=========================
Training With Custom Data
=========================
``hespi`` comes with pretrained models, trained on the dataset provided by the authors.
However, you can train your own model using your own dataset.
Annotate your images
=====================
Now you need to annotate your images. We recommend using `CVAT `_ which is a free and open-source annotation tool and exports to YOLO format.
Other annotation tools can also be used.
Use the same class names as the ones used in the pretrained models.
Split the dataset so that has training images and validation images.
The dataset should have a YAML file which looks like this for the Sheet-Component model:
.. code-block:: yaml
train: train.txt
val: valid.txt
nc: 11
names: ['small database label', 'handwritten data', 'stamp', 'annotation label', 'scale', 'swing tag', 'full database label', 'database label', 'swatch', 'institutional label', 'number']

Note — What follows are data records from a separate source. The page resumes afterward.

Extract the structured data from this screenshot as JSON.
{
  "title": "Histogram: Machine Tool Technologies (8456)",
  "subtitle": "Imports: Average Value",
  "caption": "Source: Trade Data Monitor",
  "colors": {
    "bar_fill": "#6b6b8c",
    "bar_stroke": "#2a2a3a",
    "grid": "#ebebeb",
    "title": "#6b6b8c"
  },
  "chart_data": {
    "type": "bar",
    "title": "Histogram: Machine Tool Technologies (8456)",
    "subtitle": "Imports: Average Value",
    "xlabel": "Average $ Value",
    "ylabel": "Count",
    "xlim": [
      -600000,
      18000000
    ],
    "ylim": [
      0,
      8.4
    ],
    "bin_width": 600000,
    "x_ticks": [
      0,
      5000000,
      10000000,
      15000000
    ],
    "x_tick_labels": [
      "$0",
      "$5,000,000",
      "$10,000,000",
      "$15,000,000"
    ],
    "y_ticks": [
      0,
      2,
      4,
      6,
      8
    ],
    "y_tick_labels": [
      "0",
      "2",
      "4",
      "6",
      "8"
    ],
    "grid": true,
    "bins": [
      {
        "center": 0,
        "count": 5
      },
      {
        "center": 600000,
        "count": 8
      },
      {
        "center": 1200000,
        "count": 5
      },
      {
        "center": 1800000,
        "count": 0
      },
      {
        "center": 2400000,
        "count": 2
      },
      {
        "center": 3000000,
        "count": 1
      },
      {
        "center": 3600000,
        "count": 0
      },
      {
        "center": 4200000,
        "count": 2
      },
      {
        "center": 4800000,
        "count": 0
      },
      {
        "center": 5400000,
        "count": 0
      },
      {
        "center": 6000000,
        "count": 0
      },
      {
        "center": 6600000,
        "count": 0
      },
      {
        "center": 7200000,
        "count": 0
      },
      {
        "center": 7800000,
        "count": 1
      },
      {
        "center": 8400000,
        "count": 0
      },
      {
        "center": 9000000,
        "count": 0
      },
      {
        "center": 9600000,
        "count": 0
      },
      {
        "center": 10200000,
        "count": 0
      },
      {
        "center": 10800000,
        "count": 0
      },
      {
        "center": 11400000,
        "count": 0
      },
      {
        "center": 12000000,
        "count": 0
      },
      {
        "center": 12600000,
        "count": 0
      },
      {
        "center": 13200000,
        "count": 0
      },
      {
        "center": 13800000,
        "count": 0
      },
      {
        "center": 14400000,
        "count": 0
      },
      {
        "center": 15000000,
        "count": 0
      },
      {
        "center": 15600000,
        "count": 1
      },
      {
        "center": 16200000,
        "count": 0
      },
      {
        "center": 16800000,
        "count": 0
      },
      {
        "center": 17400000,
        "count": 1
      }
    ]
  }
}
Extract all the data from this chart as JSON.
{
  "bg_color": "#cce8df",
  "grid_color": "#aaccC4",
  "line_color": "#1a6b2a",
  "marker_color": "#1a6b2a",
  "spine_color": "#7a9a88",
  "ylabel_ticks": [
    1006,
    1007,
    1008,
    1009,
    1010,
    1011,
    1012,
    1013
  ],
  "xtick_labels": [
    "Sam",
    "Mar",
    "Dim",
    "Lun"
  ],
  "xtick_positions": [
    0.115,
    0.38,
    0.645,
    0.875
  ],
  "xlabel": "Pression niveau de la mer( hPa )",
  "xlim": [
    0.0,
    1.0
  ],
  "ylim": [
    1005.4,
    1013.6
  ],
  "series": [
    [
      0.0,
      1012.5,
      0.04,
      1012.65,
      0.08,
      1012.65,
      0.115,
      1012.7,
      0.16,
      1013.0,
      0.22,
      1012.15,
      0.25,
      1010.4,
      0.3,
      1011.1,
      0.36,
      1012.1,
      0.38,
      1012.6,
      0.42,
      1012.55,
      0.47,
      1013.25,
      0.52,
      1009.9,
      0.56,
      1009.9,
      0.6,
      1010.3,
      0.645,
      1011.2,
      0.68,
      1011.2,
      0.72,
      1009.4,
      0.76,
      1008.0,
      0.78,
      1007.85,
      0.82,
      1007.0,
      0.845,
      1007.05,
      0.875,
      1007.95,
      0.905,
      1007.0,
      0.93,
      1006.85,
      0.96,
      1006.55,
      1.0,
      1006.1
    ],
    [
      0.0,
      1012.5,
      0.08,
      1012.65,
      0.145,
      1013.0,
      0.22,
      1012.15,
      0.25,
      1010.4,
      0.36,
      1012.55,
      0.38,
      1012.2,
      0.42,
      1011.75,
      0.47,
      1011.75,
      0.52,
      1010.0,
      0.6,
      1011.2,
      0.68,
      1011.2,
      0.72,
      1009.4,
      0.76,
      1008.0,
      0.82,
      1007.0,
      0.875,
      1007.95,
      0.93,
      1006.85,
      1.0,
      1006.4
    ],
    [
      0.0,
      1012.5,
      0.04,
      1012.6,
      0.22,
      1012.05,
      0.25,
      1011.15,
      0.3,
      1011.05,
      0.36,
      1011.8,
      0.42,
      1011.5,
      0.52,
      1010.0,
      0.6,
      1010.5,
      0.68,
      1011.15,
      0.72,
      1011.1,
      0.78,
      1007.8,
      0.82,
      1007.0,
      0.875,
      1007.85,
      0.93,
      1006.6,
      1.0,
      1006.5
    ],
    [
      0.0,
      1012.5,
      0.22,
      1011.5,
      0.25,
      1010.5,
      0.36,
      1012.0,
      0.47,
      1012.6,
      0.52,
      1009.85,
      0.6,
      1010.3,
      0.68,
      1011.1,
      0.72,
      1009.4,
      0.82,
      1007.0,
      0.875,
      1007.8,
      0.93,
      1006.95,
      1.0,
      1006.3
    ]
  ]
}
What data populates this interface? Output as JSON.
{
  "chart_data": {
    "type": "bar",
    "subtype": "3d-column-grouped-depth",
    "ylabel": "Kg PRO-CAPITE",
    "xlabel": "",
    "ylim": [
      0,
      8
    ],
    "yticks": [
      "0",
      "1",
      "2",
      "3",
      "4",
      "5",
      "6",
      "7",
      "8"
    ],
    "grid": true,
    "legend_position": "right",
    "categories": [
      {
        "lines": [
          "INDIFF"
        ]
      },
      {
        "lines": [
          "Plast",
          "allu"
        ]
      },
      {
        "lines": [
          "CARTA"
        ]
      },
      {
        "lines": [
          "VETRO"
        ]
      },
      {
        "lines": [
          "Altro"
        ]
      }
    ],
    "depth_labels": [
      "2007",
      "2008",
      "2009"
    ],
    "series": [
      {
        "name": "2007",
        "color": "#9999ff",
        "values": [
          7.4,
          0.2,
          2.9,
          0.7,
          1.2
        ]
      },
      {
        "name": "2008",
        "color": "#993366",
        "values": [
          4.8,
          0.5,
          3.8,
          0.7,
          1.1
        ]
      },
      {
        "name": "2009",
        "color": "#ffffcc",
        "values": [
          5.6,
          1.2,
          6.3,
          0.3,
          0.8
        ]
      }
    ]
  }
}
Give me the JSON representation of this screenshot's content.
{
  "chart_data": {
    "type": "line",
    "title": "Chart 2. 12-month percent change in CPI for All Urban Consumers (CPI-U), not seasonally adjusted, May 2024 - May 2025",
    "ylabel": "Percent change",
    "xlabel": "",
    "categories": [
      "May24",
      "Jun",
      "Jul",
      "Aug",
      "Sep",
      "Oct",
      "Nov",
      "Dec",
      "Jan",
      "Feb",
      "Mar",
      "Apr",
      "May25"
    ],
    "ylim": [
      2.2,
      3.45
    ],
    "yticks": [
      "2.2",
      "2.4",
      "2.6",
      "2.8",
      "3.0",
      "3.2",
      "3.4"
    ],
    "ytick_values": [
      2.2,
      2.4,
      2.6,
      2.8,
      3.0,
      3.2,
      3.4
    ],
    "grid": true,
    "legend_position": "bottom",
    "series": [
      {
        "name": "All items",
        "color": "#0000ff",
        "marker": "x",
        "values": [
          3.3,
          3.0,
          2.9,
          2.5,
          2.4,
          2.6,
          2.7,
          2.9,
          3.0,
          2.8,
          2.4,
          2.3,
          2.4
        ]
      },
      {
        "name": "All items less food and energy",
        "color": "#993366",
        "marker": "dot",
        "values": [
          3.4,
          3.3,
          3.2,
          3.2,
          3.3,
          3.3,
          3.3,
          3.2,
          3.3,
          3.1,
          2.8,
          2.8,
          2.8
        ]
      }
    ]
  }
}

Or like this for the Label-Field model:
.. code-block:: yaml
train: train.txt
val: valid.txt
nc: 12
names: ['genus','species','year','month','day','family','collector','authority','locality','geolocation','collector_number','infrasp taxon']
Locate pretrained model
========================
You need to get the location of the pretrained models.
To get the location of the ``Sheet-Component`` model, you can use the following command:
.. code-block:: bash
hespi-tools sheet-component-location
To get the location of the ``Label-Field`` model, you can use the following command:
.. code-block:: bash
hespi-tools label-field-location
Train the model
================
Now you can fine-tune the model using `YOLOv8 `_ on your using the following command:
.. code-block:: bash
yolo detect train data=${DATA} model=${MODEL} epochs=50 imgsz=640 batch=4
Repleace the ``${DATA}`` with the path to the YAML file and ``${MODEL}`` with the path to the pretrained model.
Save the location of the best weights for the trained model.
Using your model
================
Now that you've trained your model, you can use it when you use ``hespi``.
Just set the ``HESPI_SHEET_COMPONENT_WEIGHTS`` environment variable to the location of the new Sheet-Component model weights file.
Or set the ``HESPI_LABEL_FIELD_WEIGHTS`` environment variable to the location of the Label-Field weights file.
You can also use the ``--sheet-component-weights`` or ``--label-field-weights`` command line options to specify the location of the weights file when you use ``hespi`` on the command line.